そのソリューションとして発表されたのが、『eTrust』だ。同製品には、CAが2月に買収した米Sterling Software社の技術が用いられている。
CAの歩み寄り
かつては企業買収などで批判の多かったCAだが、社長兼COOに就任したサンジェイ・クマー(Sanjay Kumar)氏の努力などにより、同社はパートナー企業への歩み寄りを見せ始めている。「インターネットビジネスでの成功を、ここにいるみなさんと分かち合いたいと思います」とウォン氏は述べ、次にCAがボランティアで支援する2つの組織、“National Center for Missing and Exploited Children”と“The Smile Train”の活動を紹介した。

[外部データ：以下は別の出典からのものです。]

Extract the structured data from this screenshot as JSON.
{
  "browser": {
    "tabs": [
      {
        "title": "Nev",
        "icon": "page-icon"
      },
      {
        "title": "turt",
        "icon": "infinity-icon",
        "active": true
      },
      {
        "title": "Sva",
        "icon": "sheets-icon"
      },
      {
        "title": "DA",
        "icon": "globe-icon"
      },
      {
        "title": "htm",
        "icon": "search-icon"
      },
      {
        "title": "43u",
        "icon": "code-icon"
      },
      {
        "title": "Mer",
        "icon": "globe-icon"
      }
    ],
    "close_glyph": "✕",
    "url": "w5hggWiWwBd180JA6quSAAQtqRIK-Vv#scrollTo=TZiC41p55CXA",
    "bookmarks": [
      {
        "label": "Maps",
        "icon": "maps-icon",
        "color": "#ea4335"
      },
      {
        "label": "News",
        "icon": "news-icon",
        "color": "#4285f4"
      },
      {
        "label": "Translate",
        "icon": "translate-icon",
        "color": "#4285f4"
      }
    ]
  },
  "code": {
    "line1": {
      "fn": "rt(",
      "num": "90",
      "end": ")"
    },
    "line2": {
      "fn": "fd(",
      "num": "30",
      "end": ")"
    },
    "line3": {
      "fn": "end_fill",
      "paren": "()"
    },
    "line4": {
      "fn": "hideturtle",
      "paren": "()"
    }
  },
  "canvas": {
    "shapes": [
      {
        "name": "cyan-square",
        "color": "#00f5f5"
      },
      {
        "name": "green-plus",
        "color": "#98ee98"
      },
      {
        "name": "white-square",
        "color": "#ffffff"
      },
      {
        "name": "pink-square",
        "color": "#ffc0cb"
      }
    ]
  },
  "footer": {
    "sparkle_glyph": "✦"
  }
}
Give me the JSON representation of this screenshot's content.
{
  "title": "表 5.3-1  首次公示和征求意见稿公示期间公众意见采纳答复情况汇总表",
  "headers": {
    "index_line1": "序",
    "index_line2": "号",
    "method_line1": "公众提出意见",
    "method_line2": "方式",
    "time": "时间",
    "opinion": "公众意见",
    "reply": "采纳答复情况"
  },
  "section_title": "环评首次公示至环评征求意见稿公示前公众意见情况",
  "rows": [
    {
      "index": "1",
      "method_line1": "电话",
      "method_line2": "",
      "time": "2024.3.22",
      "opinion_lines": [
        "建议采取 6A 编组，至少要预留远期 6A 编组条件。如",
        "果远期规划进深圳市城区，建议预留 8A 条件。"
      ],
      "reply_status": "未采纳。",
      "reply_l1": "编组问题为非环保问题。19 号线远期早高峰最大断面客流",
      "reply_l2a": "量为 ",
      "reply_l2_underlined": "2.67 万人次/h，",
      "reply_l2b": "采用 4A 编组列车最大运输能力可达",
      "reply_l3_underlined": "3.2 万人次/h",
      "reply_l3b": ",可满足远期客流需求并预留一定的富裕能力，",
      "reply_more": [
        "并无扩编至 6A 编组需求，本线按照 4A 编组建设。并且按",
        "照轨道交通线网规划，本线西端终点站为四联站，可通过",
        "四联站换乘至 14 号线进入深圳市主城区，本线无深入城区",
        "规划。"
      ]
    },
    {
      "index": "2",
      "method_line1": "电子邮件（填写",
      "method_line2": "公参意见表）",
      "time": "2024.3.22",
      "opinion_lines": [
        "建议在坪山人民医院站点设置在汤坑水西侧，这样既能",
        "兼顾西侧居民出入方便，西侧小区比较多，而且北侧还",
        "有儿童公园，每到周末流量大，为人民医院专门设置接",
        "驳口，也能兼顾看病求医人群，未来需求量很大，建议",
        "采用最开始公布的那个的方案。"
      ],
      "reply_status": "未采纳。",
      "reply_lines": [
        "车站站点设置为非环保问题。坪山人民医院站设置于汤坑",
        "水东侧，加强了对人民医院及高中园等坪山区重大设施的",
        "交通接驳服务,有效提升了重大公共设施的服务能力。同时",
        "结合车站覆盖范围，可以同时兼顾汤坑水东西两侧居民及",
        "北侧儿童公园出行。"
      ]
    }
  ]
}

CAはオランダでも、行方不明の子どもと家族の再会を目的としたウェブサイトを立ち上げげている |
“National Center for Missing and Exploited Children”は、米国内で行方不明となったり搾取されている子供たちのためのナショナルセンター。CAでは、行方不明の子供を捜索ためのウェブサイトを開発している。“The
Smile Train”では、世界20ヵ国において、兎唇を持つ子供たちに無料で外科的処置を施している活動だ。